SMRs and AMRs

Saturday, July 02, 2011

Bin Laden document trove reveals strain on al-Qaeda

By Greg Miller,
WashPost
Published: July 1

Toward the end of his decade in hiding, Osama bin Laden was spending as much time exchanging messages about al-Qaeda’s struggles as he was plotting ways for the terrorist network to reassert its strength.

Over the past year, the al-Qaeda leader fielded e-mails from followers lamenting the toll being taken by CIA drone “explosions” as well as the network’s financial plight, according to U.S. officials who have completed an exhaustive review of the trove of bin Laden files collected at his compound after the May 2 U.S. raid that killed him.

Bin Laden approved the creation of a counterintelligence unit to root out traitors and spies, only to receive a complaint in mid-2010 from the unit’s leader that it was losing the “espionage war” and couldn’t function on its paltry budget.

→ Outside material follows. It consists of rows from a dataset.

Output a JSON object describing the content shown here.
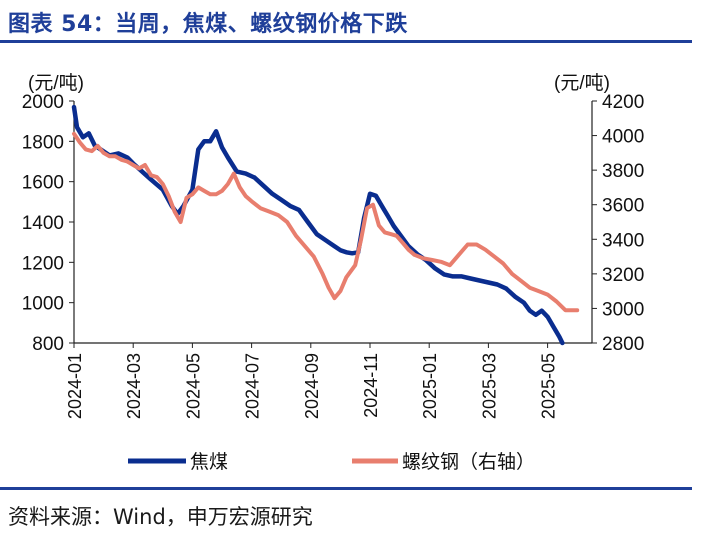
{
  "header": {
    "title": "图表 54：当周，焦煤、螺纹钢价格下跌"
  },
  "footer": {
    "source": "资料来源：Wind，申万宏源研究"
  },
  "chart_data": {
    "type": "line",
    "title": "当周，焦煤、螺纹钢价格下跌",
    "left_axis": {
      "label": "(元/吨)",
      "ylim": [
        800,
        2000
      ],
      "ticks": [
        "2000",
        "1800",
        "1600",
        "1400",
        "1200",
        "1000",
        "800"
      ]
    },
    "right_axis": {
      "label": "(元/吨)",
      "ylim": [
        2800,
        4200
      ],
      "ticks": [
        "4200",
        "4000",
        "3800",
        "3600",
        "3400",
        "3200",
        "3000",
        "2800"
      ]
    },
    "x_ticks": [
      "2024-01",
      "2024-03",
      "2024-05",
      "2024-07",
      "2024-09",
      "2024-11",
      "2025-01",
      "2025-03",
      "2025-05"
    ],
    "x_range": [
      0,
      17.5
    ],
    "legend_position": "bottom",
    "series": [
      {
        "name": "焦煤",
        "axis": "left",
        "color": "#0a2d8f",
        "x": [
          0,
          0.1,
          0.3,
          0.5,
          0.7,
          0.9,
          1.2,
          1.5,
          1.8,
          2.0,
          2.3,
          2.6,
          3.0,
          3.3,
          3.5,
          3.7,
          4.0,
          4.2,
          4.4,
          4.6,
          4.8,
          5.0,
          5.2,
          5.5,
          5.8,
          6.1,
          6.4,
          6.7,
          7.0,
          7.3,
          7.6,
          7.9,
          8.2,
          8.5,
          8.8,
          9.0,
          9.2,
          9.4,
          9.6,
          9.8,
          10.0,
          10.2,
          10.4,
          10.6,
          10.8,
          11.0,
          11.3,
          11.6,
          11.9,
          12.2,
          12.5,
          12.8,
          13.1,
          13.4,
          13.7,
          14.0,
          14.3,
          14.6,
          14.9,
          15.2,
          15.4,
          15.6,
          15.8,
          16.0,
          16.2,
          16.4,
          16.5
        ],
        "values": [
          1970,
          1870,
          1820,
          1840,
          1780,
          1760,
          1730,
          1740,
          1720,
          1690,
          1650,
          1610,
          1560,
          1480,
          1440,
          1480,
          1560,
          1760,
          1800,
          1800,
          1850,
          1770,
          1720,
          1650,
          1640,
          1620,
          1580,
          1540,
          1510,
          1480,
          1460,
          1400,
          1340,
          1310,
          1280,
          1260,
          1250,
          1245,
          1250,
          1420,
          1540,
          1530,
          1480,
          1430,
          1380,
          1340,
          1280,
          1240,
          1210,
          1170,
          1140,
          1130,
          1130,
          1120,
          1110,
          1100,
          1090,
          1070,
          1030,
          1000,
          960,
          940,
          960,
          930,
          880,
          830,
          800
        ]
      },
      {
        "name": "螺纹钢（右轴）",
        "axis": "right",
        "color": "#e87e6e",
        "x": [
          0,
          0.2,
          0.4,
          0.6,
          0.8,
          1.0,
          1.2,
          1.4,
          1.6,
          1.8,
          2.0,
          2.2,
          2.4,
          2.6,
          2.8,
          3.0,
          3.2,
          3.4,
          3.6,
          3.8,
          4.0,
          4.2,
          4.4,
          4.6,
          4.8,
          5.0,
          5.2,
          5.4,
          5.6,
          5.8,
          6.0,
          6.3,
          6.6,
          6.9,
          7.2,
          7.5,
          7.8,
          8.1,
          8.4,
          8.6,
          8.8,
          9.0,
          9.2,
          9.5,
          9.7,
          9.9,
          10.1,
          10.3,
          10.5,
          10.7,
          10.9,
          11.1,
          11.3,
          11.5,
          11.8,
          12.1,
          12.4,
          12.7,
          13.0,
          13.3,
          13.6,
          13.9,
          14.2,
          14.5,
          14.8,
          15.1,
          15.4,
          15.7,
          16.0,
          16.3,
          16.6,
          17.0
        ],
        "values": [
          4010,
          3960,
          3920,
          3910,
          3940,
          3900,
          3880,
          3880,
          3860,
          3850,
          3830,
          3810,
          3830,
          3770,
          3760,
          3720,
          3650,
          3560,
          3500,
          3640,
          3660,
          3700,
          3680,
          3660,
          3660,
          3680,
          3720,
          3780,
          3700,
          3650,
          3620,
          3580,
          3560,
          3540,
          3500,
          3420,
          3360,
          3300,
          3200,
          3120,
          3060,
          3100,
          3180,
          3250,
          3400,
          3580,
          3600,
          3480,
          3440,
          3430,
          3420,
          3380,
          3340,
          3310,
          3290,
          3280,
          3270,
          3250,
          3310,
          3370,
          3370,
          3340,
          3300,
          3260,
          3200,
          3160,
          3120,
          3100,
          3080,
          3040,
          2990,
          2990
        ]
      }
    ]
  }
}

Just months before the Arab Spring took hold, bin Laden warned affiliates in Yemen and elsewhere that it was too soon to create an Islamic state. The Saudi native, whose family had made its fortune in construction, concluded that there wasn’t “enough steel” in al-Qaeda’s regional support structures to warrant even tentative steps toward reestablishing the caliphate.